PGR denuncia Bolsonaro por “quilombolas não servem nem para procriar”

NA PEÇA, A PROCURADORA-GERAL AVALIA A CONDUTA DE BOLSONARO COMO ILÍCITA, INACEITÁVEL E SEVERAMENTE REPROVÁVEL . (FOTO: BRUNO PERES/CB/D.A PRESS)

A procuradora-geral da República, Raquel Dodge, apresentou ao Supremo Tribunal Federal (STF) uma denúncia contra o deputado federal e pré-candidato do PSL à Presidência da República Jair Bolsonaro (RJ) por racismo praticado contra quilombolas, indígenas, refugiados, mulheres e LGBTs.

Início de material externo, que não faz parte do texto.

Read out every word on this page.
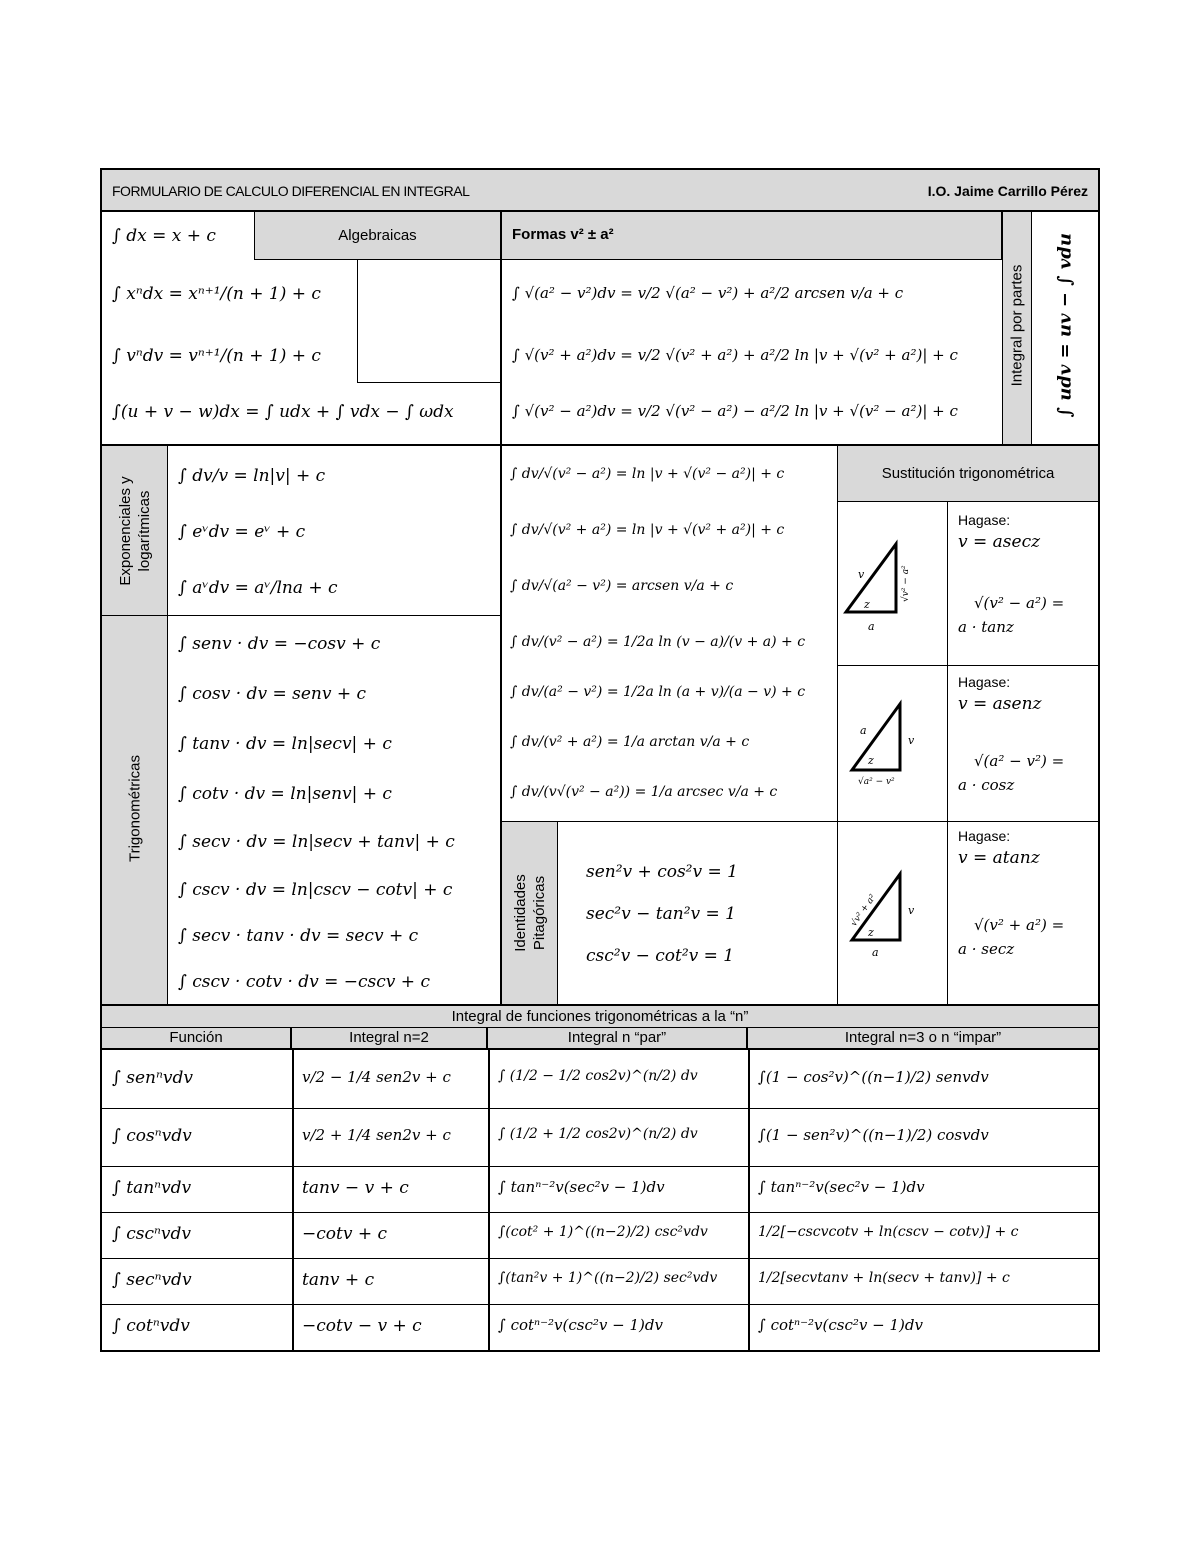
FORMULARIO DE CALCULO DIFERENCIAL EN INTEGRAL	I.O. Jaime Carrillo Pérez
Algebraicas
∫ dx = x + c
∫ xⁿdx = xⁿ⁺¹/(n + 1) + c
∫ vⁿdv = vⁿ⁺¹/(n + 1) + c
∫(u + v − w)dx = ∫ udx + ∫ vdx − ∫ ωdx
Formas v² ± a²
∫ √(a² − v²)dv = v/2 √(a² − v²) + a²/2 arcsen v/a + c
∫ √(v² + a²)dv = v/2 √(v² + a²) + a²/2 ln |v + √(v² + a²)| + c
∫ √(v² − a²)dv = v/2 √(v² − a²) − a²/2 ln |v + √(v² − a²)| + c
Integral por partes ∫ udv = uv − ∫ vdu
Exponenciales y logarítmicas
∫ dv/v = ln|v| + c
∫ eᵛdv = eᵛ + c
∫ aᵛdv = aᵛ/lna + c
Trigonométricas
∫ senv · dv = −cosv + c
∫ cosv · dv = senv + c
∫ tanv · dv = ln|secv| + c
∫ cotv · dv = ln|senv| + c
∫ secv · dv = ln|secv + tanv| + c
∫ cscv · dv = ln|cscv − cotv| + c
∫ secv · tanv · dv = secv + c
∫ cscv · cotv · dv = −cscv + c
∫ dv/√(v² − a²) = ln |v + √(v² − a²)| + c
∫ dv/√(v² + a²) = ln |v + √(v² + a²)| + c
∫ dv/√(a² − v²) = arcsen v/a + c
∫ dv/(v² − a²) = 1/2a ln (v − a)/(v + a) + c
∫ dv/(a² − v²) = 1/2a ln (a + v)/(a − v) + c
∫ dv/(v² + a²) = 1/a arctan v/a + c
∫ dv/(v√(v² − a²)) = 1/a arcsec v/a + c
Identidades Pitagóricas
sen²v + cos²v = 1
sec²v − tan²v = 1
csc²v − cot²v = 1
Sustitución trigonométrica
v
z
a
√v² − a²
Hagase:
v = asecz
√(v² − a²) =
a · tanz
a
z
v
√a² − v²
Hagase:
v = asenz
√(a² − v²) =
a · cosz
√v² + a²
z
v
a
Hagase:
v = atanz
√(v² + a²) =
a · secz
Integral de funciones trigonométricas a la “n”
Función	Integral n=2	Integral n “par”	Integral n=3 o n “impar”
∫ senⁿvdv	v/2 − 1/4 sen2v + c	∫ (1/2 − 1/2 cos2v)^(n/2) dv	∫(1 − cos²v)^((n−1)/2) senvdv
∫ cosⁿvdv	v/2 + 1/4 sen2v + c	∫ (1/2 + 1/2 cos2v)^(n/2) dv	∫(1 − sen²v)^((n−1)/2) cosvdv
∫ tanⁿvdv	tanv − v + c	∫ tanⁿ⁻²v(sec²v − 1)dv	∫ tanⁿ⁻²v(sec²v − 1)dv
∫ cscⁿvdv	−cotv + c	∫(cot² + 1)^((n−2)/2) csc²vdv	1/2[−cscvcotv + ln(cscv − cotv)] + c
∫ secⁿvdv	tanv + c	∫(tan²v + 1)^((n−2)/2) sec²vdv	1/2[secvtanv + ln(secv + tanv)] + c
∫ cotⁿvdv	−cotv − v + c	∫ cotⁿ⁻²v(csc²v − 1)dv	∫ cotⁿ⁻²v(csc²v − 1)dv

O filho do deputado, Eduardo Bolsonaro (PSL-SP) também foi denunciado, por ameaçar uma jornalista.
De acordo com a denúncia, em uma palestra no Clube Hebraica do Rio de Janeiro, em abril de 2017, o deputado federal, em pouco mais de uma hora de discurso, “usou expressões de cunho discriminatório, incitando o ódio e atingindo diretamente vários grupos sociais”.
Na peça, a procuradora-geral avalia a conduta de Bolsonaro como ilícita, inaceitável e severamente reprovável. “A conduta do denunciado atingiu bem jurídico constitucionalmente protegido e que transcende a violação dos direitos constitucionais específicos dos grupos diretamente atingidos com a suas manifestações de incitação ao ódio e à discriminação para revelar violação a interesse difuso de toda sociedade, constitucionalmente protegido”, escreve Raquel.
No documento, Raquel ressalta que a Constituição Federal garante a dignidade da pessoa, a igualdade de todos e veda expressamente qualquer forma de discriminação.